她有些恍惚,可是还是强行让自己打起精神,缓过神(shén )来之后,她伸出手来反手握住景彦庭,爸爸,得病不用怕,现在的医学这么发达,什么病都能治回头我陪你去医院做个全(quán )面检查,好不好?
谢谢叔叔。霍祁然应(yīng )了一声,才坐了下来,随后道,景厘她,今天真的很高兴。
已经造成的伤痛没办法(fǎ )挽回,可是你离开了这个地方,让我觉(jiào )得很开心。景彦庭说,你从小的志愿就(jiù )是去哥大,你离开了这里,去了你梦想的地(dì )方,你一定会生活得很好
霍祁然站在她(tā )身侧,将她护进怀中,看向了面前那扇(shàn )紧闭的房门,冷声开口道:那你知道你现在(zài )对你女儿说这些话,是在逼她做出什么(me )决定吗?逼她假装不认识自己的亲生父(fù )亲,逼她忘记从前的种种亲恩,逼她违(wéi )背自己的良心,逼她做出她最不愿意做的事(shì )
他的手真的粗糙,指腹和掌心全是厚厚(hòu )的老茧,连指甲也是又厚又硬,微微泛(fàn )黄,每剪一个手指头,都要用景厘很大的力(lì )气。
从最后一家医院走出来时,景厘的(de )肩膀明显都微微垮了下去,可是当霍祁(qí )然伸手轻轻扶上她的肩膀时,她却瞬间就抬起头来,又一次看向了霍祁然。

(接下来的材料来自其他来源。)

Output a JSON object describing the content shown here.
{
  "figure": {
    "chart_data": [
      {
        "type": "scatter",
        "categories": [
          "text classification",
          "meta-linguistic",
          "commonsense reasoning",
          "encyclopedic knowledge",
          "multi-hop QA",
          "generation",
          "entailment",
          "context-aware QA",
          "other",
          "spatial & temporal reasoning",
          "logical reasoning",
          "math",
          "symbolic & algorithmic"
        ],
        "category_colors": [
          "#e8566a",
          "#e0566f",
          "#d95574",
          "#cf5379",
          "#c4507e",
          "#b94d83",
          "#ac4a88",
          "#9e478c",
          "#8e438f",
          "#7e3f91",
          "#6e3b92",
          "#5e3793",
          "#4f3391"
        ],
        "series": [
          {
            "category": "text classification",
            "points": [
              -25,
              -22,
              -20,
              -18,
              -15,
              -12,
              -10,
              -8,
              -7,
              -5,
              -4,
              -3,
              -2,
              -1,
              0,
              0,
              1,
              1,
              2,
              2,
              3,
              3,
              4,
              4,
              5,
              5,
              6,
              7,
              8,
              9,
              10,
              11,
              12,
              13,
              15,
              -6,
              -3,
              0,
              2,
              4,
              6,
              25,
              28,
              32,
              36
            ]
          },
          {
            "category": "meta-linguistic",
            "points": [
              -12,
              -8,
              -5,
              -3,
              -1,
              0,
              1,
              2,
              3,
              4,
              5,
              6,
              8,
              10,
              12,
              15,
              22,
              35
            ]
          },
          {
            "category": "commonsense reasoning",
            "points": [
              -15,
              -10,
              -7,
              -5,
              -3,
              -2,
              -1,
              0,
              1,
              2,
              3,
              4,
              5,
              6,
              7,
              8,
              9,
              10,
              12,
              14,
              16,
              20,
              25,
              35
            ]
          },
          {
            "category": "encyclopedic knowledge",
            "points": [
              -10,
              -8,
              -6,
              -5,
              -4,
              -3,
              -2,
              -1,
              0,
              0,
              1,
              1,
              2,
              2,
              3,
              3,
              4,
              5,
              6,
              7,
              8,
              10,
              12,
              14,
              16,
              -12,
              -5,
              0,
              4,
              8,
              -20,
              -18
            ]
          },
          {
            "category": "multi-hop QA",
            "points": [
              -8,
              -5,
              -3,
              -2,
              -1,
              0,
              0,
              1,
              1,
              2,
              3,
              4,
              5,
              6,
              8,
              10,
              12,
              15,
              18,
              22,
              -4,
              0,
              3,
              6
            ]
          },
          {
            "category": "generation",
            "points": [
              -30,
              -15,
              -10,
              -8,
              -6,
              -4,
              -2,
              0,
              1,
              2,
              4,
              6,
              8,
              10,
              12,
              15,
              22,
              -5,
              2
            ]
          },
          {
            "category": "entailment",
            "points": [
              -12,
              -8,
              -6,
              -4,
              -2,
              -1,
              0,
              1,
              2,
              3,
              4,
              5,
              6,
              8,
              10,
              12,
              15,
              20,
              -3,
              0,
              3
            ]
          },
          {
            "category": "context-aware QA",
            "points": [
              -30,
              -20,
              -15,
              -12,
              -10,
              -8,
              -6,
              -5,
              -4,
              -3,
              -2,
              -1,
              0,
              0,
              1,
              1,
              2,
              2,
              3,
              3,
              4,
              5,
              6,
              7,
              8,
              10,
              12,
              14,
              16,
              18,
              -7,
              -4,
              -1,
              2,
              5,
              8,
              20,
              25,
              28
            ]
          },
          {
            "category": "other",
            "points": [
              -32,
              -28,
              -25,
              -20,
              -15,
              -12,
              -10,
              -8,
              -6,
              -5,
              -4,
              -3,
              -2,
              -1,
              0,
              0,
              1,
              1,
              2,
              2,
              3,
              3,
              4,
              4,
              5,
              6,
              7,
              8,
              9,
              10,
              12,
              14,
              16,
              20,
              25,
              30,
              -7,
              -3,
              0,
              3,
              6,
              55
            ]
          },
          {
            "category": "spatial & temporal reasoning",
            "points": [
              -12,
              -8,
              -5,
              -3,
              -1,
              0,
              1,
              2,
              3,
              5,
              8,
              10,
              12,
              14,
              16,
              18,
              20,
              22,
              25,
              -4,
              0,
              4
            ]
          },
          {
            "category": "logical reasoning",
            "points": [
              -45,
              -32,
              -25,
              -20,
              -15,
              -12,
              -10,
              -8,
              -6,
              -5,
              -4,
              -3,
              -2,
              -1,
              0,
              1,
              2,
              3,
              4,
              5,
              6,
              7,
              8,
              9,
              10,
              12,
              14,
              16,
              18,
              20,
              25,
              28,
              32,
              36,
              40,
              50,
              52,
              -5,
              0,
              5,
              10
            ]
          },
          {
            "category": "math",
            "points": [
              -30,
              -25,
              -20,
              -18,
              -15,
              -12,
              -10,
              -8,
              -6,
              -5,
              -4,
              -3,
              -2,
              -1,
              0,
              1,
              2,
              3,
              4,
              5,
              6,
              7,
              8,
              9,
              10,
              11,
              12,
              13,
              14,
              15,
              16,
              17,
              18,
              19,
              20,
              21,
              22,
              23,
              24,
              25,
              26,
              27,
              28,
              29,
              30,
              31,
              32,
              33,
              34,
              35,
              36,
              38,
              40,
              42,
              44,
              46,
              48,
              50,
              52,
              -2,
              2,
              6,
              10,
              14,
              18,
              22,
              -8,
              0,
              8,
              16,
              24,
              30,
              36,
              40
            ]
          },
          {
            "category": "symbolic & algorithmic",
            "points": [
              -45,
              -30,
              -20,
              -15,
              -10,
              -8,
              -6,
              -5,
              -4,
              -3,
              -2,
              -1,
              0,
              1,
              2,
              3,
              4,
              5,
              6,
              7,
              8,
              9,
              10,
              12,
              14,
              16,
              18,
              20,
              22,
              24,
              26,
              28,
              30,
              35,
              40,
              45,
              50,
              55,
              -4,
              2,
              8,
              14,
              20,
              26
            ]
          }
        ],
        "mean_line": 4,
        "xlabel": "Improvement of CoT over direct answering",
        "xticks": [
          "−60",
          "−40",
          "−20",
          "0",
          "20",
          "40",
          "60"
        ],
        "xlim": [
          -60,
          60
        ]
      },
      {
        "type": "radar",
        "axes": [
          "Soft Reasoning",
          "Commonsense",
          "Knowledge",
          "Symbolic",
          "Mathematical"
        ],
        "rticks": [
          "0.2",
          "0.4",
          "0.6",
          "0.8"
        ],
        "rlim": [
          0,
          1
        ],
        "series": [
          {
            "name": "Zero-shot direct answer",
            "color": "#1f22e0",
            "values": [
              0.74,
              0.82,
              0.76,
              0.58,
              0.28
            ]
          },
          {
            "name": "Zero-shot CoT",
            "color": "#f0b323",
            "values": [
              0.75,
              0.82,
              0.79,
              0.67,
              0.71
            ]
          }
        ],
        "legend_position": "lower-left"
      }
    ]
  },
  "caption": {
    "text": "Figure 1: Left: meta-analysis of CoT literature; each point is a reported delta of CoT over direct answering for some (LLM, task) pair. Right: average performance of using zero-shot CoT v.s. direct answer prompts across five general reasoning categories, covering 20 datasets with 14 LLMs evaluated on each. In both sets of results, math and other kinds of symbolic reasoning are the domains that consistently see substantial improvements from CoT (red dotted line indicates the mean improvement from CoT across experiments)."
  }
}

可是她(tā )一点都不觉得累,哪怕手指捏指甲刀的(de )部位已经开始泛红,她依然剪得小心又(yòu )仔细。
安排住院的时候,景厘特意请医院安(ān )排了一间单人病房,可是当景彦庭看到(dào )单人病房时,转头就看向了景厘,问:为什么要住这样的病房?一天得多少钱?你有多少钱经得起这么花?